Intra-realm isolation
- Leverage Stage-2 translations
- Tables and other configurations are stored in protected realm memory (hypervisor can’t access!)
- Monitor checks all updates to the SMMU
- Monitor uses the list of realm devices that it maintains and only allows the hypervisor to change stage-2 translations of non-realm devices.
acronym | meaning |
---|---|
R1 | MEC ID for Realm VM1 |
K_R1 | Key for MEC |
pt | plain text |
ct | cipher text |
RP | Root port |
RID | PCIe ID for Realm VM 1 |
K_RID1 | Key for PCIe encryption |
Details
Problem
Let CCA-VM to use accelerators directly.
- (GPU → CPU)The accelerators cannot reason about the security of the host device, such as the authenticity of a realm VM, it connects to.
- (CPU → GPU) On the CPU side, the TEEs have to account for secure device access
Challenges
Fine-grain memory isolation
After device allocation, all its accesses (DMA) have to be isolated not only to the realm memory but specifically to the realm VM that owns the device.
- Otherwise, malicious devices attached to other realm VMs can compromise computation.
- Shared memory between the device and VM should not be accessed from other VMs (both realm, normal world), devices, and hypervisor.
- Synchronization between MMU and SMMU has to be extended to be at a VM granularity (currently it’s world granularity)
Compatibility with untrusted code
Need to ensure that untrusted hypervisor cannot maliciously reconfigure devices, the MMU, and the SMMU.
- However, current untrusted hypervisor on Arm can controls and programs the SMMU.

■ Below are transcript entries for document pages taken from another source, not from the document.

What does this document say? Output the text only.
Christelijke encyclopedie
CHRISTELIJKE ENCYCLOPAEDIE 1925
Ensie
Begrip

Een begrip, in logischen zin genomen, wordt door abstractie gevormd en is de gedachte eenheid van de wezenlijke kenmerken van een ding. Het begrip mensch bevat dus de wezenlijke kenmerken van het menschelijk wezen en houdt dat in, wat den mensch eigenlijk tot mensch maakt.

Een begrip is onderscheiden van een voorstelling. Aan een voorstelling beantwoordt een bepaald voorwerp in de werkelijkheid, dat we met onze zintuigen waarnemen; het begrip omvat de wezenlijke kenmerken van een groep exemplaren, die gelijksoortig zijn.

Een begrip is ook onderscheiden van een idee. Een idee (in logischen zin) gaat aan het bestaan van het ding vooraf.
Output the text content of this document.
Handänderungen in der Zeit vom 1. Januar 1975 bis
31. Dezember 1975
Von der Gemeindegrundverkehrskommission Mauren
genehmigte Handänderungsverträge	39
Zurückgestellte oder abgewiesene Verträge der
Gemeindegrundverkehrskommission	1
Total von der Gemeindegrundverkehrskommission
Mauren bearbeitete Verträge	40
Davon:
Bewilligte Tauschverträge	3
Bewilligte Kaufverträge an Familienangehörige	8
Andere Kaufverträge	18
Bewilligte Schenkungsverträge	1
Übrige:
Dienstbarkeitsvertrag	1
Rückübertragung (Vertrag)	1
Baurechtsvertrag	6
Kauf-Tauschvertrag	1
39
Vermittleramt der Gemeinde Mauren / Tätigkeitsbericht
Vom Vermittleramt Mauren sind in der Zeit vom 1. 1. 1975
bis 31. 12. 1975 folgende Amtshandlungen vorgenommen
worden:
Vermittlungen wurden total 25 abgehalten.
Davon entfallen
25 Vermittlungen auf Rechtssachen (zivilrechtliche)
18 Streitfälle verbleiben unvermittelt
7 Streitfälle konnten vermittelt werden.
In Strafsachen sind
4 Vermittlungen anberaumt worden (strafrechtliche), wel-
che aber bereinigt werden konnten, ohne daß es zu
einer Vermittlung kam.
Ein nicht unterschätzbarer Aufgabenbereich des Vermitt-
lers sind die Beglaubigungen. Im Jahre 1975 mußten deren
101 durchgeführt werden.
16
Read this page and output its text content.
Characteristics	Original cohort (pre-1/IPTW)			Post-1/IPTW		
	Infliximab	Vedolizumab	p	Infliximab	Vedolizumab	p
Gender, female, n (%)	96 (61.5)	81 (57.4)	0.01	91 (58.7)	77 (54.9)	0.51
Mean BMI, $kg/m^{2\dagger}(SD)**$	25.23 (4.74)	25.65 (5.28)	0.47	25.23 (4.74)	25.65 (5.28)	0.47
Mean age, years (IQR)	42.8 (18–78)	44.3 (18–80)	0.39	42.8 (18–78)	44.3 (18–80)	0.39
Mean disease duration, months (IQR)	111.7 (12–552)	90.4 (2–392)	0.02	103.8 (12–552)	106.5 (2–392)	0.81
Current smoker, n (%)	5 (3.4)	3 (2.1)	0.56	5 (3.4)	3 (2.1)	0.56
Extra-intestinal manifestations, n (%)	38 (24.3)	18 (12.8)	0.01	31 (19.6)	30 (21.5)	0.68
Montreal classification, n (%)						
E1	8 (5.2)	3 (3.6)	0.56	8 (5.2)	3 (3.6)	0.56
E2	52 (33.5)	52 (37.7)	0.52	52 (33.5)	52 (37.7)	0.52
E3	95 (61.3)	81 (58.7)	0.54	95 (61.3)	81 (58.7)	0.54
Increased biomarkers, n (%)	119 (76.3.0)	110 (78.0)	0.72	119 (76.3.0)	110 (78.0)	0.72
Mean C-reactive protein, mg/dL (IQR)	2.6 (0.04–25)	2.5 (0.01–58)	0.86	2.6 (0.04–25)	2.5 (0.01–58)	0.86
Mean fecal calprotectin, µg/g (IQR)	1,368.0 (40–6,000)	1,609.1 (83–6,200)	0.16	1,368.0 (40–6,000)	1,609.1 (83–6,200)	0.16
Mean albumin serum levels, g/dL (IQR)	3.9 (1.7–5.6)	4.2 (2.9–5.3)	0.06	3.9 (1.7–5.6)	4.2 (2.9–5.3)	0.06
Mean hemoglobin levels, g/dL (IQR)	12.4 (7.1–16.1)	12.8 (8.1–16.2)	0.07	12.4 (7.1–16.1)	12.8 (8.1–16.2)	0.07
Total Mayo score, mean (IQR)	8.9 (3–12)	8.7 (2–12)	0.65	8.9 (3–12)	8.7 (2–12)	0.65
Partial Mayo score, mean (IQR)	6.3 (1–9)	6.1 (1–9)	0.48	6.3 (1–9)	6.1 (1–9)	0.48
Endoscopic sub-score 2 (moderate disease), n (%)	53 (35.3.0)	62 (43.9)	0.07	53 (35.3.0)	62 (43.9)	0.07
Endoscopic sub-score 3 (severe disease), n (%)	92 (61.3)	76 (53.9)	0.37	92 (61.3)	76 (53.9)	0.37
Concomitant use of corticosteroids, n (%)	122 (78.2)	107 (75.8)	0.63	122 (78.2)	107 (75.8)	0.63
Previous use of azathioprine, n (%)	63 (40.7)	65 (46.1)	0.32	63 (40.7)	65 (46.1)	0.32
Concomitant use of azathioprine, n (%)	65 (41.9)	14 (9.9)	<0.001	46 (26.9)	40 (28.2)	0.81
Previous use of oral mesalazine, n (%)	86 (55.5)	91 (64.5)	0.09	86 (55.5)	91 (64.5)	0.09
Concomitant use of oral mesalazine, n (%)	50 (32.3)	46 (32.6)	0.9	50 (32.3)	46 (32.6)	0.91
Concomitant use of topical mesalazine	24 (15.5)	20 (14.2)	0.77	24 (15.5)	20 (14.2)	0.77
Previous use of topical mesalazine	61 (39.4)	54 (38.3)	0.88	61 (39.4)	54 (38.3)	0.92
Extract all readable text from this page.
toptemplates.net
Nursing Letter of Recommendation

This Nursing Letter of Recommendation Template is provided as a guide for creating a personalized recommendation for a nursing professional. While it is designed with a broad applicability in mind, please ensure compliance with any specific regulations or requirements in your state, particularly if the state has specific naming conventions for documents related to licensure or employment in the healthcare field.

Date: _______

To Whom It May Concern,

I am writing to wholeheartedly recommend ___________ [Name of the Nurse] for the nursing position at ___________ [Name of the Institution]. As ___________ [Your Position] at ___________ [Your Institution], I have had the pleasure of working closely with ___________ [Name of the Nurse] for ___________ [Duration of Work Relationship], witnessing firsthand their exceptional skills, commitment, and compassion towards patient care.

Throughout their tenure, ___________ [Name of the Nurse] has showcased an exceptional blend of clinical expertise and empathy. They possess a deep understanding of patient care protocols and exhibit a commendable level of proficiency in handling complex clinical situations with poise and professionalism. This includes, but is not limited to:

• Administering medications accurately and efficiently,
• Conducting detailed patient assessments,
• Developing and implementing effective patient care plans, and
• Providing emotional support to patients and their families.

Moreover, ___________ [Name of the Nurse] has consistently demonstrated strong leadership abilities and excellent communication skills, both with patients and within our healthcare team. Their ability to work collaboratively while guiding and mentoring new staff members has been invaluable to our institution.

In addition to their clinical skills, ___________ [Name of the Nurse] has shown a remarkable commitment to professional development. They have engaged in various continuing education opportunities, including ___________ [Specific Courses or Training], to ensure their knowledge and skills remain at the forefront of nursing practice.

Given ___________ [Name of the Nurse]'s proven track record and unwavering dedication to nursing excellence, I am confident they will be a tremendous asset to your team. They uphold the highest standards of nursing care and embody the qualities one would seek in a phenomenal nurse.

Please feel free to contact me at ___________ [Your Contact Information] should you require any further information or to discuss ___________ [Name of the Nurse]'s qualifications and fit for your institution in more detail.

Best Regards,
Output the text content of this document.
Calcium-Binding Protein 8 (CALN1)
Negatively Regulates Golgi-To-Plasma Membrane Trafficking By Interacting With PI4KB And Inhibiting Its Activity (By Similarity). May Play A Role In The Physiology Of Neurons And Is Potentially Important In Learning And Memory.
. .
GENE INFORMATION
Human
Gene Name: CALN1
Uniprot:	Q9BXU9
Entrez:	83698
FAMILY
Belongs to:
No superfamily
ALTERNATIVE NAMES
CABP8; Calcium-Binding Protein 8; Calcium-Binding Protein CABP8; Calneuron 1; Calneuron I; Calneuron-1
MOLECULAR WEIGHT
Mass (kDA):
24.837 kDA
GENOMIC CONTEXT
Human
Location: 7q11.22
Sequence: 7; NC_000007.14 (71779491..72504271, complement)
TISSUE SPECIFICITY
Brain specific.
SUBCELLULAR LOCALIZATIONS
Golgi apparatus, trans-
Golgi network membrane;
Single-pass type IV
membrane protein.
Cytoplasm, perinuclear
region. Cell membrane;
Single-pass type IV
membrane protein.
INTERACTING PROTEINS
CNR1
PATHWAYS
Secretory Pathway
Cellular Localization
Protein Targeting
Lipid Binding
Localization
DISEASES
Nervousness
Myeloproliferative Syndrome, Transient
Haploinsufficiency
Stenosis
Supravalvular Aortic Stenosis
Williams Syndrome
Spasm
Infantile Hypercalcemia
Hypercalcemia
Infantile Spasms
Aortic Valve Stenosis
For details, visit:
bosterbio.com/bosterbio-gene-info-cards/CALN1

- Further, the hypervisor can emulate devices or allocate compromised devices to break the realm VM’s data confidentiality or execution integrity
Let SMMU accessible only from root world
- To protect SMMU GPC, SMMU MMIO registers are only accessible to the root world.
- provide basic configurations of SMMU GPC, such as GPT base, GPT controls, fault handling, and TLB invalidation.
Secure I/O paths
To prevent from physical attacks, bus- and PCIe-level encryption with key management is required.
- the key management accounts for abrupt disconnections while ensuring that malicious devices, VMs, and the hypervisor cannot abuse it
Goal
- If external accelerators connected over PCIe can access realm memory, such accelerators can break CCA protection that requires GPC.
- Accesses from different accelerators should be isolated to their designated share
- All possible I/Os, memory access paths, DMA and memory-mapped IO should be isolated from software and physical adversaries.
- ⚠️ hypervisor can manipulate the hardware I/O subsystem
- ⚠️ physical adversary can snoop and tamper the PCIe communication to bypass CPU and device TEE protection.
- Maintain compatibility (minimal changes to RMM, monitor, guest OS, hypervisor)
Background
CCA’s VM abstraction for cloud setting
- P3 or F1 instance is provisioned as a bundle of a VM with a dedicated GPU or an FPGA respectively
- The accelerators are connected as PCIe devices
- mobile or desktops with integrated accelerators which are used intermittently by the applications (e.g., a browser renders a GUI with a GPU which is then used by a game app).